Bald cypress. No landscape gives me that feeling of connection to the ground than a swamp full of massive cypresses, covered in moss with knees spreading out in all directions.

I have to agree with you. I grew up fishing and hunting the blackwater rivers and swamps of S.E. North Carolina and can take you to the oldest cypress in the country and there's little else that can compare to a stand of the old giants standing vigil for 2 thousand years or greater, up to 2624 years old.
 
I plant trees habitually around the house. This year I planted catawba, cherry and two more white flowering crab apple.
Didn't lose anything in our July heat and dry spell, they all appear to be doing well.
I'd say my favorite tree is the sycamore, I love sitting along the creek under a big old sycamore in October as the leaves are changing hoping to knock down a wood duck or two.
 
I worked with a guy who bought 10 acres of worthless land.

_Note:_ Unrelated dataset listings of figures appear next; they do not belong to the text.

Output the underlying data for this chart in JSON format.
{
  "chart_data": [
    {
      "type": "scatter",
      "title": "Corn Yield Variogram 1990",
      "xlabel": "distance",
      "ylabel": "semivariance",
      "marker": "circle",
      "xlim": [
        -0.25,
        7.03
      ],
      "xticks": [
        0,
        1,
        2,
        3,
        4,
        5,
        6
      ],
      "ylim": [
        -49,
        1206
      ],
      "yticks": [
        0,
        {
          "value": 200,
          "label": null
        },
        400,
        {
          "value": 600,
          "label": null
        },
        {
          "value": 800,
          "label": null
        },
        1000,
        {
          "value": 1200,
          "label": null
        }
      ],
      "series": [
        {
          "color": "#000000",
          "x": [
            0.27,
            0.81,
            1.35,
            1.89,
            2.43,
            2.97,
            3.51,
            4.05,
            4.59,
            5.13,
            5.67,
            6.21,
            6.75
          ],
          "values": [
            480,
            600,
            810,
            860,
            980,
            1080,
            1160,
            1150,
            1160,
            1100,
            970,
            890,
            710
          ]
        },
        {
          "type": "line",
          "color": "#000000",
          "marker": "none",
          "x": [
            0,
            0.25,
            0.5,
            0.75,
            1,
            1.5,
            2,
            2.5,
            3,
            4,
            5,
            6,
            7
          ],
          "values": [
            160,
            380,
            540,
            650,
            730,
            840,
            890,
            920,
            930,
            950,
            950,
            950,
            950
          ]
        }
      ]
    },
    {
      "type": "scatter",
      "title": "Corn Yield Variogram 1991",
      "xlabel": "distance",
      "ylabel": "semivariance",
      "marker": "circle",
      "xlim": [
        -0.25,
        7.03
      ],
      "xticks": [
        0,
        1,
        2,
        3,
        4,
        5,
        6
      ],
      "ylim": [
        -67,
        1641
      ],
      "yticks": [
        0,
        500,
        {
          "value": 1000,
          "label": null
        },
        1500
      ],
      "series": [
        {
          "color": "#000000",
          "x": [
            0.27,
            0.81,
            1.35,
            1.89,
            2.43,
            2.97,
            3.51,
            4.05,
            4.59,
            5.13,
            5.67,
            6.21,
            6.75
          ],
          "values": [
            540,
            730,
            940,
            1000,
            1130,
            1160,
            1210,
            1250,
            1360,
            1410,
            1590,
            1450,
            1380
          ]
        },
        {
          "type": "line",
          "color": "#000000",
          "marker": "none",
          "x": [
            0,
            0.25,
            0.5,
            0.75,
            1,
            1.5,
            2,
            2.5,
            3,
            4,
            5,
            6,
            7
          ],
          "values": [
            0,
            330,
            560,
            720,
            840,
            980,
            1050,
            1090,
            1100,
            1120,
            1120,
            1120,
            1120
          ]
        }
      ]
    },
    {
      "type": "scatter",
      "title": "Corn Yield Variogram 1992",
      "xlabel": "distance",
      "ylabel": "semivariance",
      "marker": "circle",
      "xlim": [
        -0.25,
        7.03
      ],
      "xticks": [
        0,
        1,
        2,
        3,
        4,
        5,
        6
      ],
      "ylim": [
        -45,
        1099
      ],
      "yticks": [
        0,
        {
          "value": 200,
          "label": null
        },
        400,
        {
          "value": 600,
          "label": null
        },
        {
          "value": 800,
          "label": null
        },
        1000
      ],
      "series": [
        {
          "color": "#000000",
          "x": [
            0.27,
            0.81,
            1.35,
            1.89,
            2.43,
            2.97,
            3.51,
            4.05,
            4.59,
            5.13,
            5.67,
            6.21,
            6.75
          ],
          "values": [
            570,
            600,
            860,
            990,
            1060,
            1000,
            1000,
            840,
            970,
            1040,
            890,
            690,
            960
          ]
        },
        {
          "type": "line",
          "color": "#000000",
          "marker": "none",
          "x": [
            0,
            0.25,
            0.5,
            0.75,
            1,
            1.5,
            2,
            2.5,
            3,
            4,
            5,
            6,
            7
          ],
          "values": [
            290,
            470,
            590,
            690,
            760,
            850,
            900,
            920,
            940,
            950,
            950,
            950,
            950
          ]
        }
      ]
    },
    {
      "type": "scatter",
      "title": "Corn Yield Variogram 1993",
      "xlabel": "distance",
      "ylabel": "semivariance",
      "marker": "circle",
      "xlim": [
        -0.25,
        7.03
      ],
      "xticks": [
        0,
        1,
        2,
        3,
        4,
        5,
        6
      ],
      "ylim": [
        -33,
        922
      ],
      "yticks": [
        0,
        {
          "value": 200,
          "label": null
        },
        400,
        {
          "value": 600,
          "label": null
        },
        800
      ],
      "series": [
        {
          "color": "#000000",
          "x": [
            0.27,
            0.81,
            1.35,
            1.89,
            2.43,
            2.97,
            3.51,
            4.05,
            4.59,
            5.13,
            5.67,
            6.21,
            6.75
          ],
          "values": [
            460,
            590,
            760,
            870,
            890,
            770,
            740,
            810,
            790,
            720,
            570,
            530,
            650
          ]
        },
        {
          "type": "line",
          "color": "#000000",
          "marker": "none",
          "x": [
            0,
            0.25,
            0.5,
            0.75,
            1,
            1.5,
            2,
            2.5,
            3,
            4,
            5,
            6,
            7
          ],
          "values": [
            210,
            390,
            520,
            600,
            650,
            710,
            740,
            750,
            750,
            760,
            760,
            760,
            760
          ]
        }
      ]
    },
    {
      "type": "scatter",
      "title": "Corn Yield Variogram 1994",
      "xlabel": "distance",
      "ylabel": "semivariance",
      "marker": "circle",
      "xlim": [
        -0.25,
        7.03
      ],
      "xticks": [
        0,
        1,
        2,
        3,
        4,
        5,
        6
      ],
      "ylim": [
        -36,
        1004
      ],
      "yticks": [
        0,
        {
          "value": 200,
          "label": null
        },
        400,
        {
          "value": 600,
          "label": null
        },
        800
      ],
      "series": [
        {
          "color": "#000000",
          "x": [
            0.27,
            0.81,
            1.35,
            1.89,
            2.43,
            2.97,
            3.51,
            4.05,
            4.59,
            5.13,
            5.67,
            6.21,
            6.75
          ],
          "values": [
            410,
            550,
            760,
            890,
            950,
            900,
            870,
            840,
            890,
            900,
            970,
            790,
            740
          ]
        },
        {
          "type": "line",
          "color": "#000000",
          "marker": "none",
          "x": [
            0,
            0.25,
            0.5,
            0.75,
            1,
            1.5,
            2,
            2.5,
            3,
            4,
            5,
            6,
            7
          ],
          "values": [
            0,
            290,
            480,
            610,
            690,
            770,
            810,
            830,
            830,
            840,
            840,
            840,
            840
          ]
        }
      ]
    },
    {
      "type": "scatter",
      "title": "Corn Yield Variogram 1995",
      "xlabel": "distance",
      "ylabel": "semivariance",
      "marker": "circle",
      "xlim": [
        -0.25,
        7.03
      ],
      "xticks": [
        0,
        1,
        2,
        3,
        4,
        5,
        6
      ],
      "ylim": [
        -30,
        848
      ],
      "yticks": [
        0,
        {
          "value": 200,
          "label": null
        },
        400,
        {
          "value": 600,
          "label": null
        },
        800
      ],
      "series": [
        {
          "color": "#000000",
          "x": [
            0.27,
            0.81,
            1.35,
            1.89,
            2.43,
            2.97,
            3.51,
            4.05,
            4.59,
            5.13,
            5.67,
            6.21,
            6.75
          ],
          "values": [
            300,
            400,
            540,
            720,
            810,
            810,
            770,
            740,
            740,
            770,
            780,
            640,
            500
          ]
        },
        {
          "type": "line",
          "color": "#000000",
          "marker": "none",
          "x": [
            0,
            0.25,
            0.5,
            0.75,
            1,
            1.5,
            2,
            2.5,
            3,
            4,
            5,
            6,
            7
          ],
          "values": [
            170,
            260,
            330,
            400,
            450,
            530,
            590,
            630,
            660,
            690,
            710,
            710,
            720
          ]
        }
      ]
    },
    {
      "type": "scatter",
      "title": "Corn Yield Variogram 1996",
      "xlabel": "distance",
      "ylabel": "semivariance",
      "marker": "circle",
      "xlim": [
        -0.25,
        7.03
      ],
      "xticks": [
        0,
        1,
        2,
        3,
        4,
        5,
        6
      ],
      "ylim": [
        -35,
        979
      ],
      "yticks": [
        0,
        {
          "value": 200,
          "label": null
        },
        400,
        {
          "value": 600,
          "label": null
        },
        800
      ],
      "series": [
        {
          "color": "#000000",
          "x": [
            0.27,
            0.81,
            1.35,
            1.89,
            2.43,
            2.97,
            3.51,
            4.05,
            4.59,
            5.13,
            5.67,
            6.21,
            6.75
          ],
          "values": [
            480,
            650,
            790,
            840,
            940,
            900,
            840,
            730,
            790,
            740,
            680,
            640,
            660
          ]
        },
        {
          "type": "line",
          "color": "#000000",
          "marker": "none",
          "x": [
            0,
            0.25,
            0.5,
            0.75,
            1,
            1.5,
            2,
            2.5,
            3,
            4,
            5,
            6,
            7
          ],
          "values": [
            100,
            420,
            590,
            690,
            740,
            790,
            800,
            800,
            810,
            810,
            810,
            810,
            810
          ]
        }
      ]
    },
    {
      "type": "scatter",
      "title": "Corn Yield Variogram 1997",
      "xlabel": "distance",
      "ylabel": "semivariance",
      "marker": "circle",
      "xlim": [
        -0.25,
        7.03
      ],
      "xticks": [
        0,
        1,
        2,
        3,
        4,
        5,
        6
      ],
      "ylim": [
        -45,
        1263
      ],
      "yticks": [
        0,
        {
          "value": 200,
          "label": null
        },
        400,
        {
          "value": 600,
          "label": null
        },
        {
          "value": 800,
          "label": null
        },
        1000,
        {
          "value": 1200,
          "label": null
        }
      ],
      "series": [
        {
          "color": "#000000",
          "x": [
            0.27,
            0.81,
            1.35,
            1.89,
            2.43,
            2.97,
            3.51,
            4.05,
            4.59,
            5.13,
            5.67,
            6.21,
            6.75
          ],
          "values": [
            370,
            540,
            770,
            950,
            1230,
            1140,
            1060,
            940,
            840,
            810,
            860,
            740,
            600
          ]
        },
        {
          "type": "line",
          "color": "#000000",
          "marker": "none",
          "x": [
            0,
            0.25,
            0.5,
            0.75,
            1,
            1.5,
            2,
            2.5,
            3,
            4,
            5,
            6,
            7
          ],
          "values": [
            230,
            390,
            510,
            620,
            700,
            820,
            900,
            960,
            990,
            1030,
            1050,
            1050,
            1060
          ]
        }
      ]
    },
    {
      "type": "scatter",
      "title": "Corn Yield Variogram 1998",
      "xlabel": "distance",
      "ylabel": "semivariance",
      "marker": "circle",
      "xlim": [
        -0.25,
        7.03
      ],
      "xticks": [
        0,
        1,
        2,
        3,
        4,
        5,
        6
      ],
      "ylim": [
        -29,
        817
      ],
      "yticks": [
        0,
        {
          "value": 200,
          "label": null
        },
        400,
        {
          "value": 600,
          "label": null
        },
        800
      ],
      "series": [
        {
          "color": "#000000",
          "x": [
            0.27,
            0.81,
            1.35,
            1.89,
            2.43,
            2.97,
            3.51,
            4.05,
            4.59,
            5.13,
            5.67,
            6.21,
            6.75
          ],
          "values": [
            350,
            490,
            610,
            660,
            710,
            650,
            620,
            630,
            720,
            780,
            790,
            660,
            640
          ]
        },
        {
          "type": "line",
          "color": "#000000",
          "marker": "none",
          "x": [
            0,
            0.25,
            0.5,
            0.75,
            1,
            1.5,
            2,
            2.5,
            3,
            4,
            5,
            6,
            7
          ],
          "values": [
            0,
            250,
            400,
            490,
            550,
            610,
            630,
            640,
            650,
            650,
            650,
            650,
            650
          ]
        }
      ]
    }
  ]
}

It had a couple of sickly pines, a few scrub oaks, and a lot of buck brush but that was about it. He had a vision of planting a forest of Doug Fir, so he got several dozen surplus trees from the forest service and planted them. They all died. So, the next year he did it all over again but this time he mulched, put up shade cards, and even watered them the best he could. They all died. Then one day while driving to the job site he told me that his soil was just too rocky to grow Doug Fir.

I stopped the truck and showed him something like this and told him "Clyde, it aint the rocks, it's you."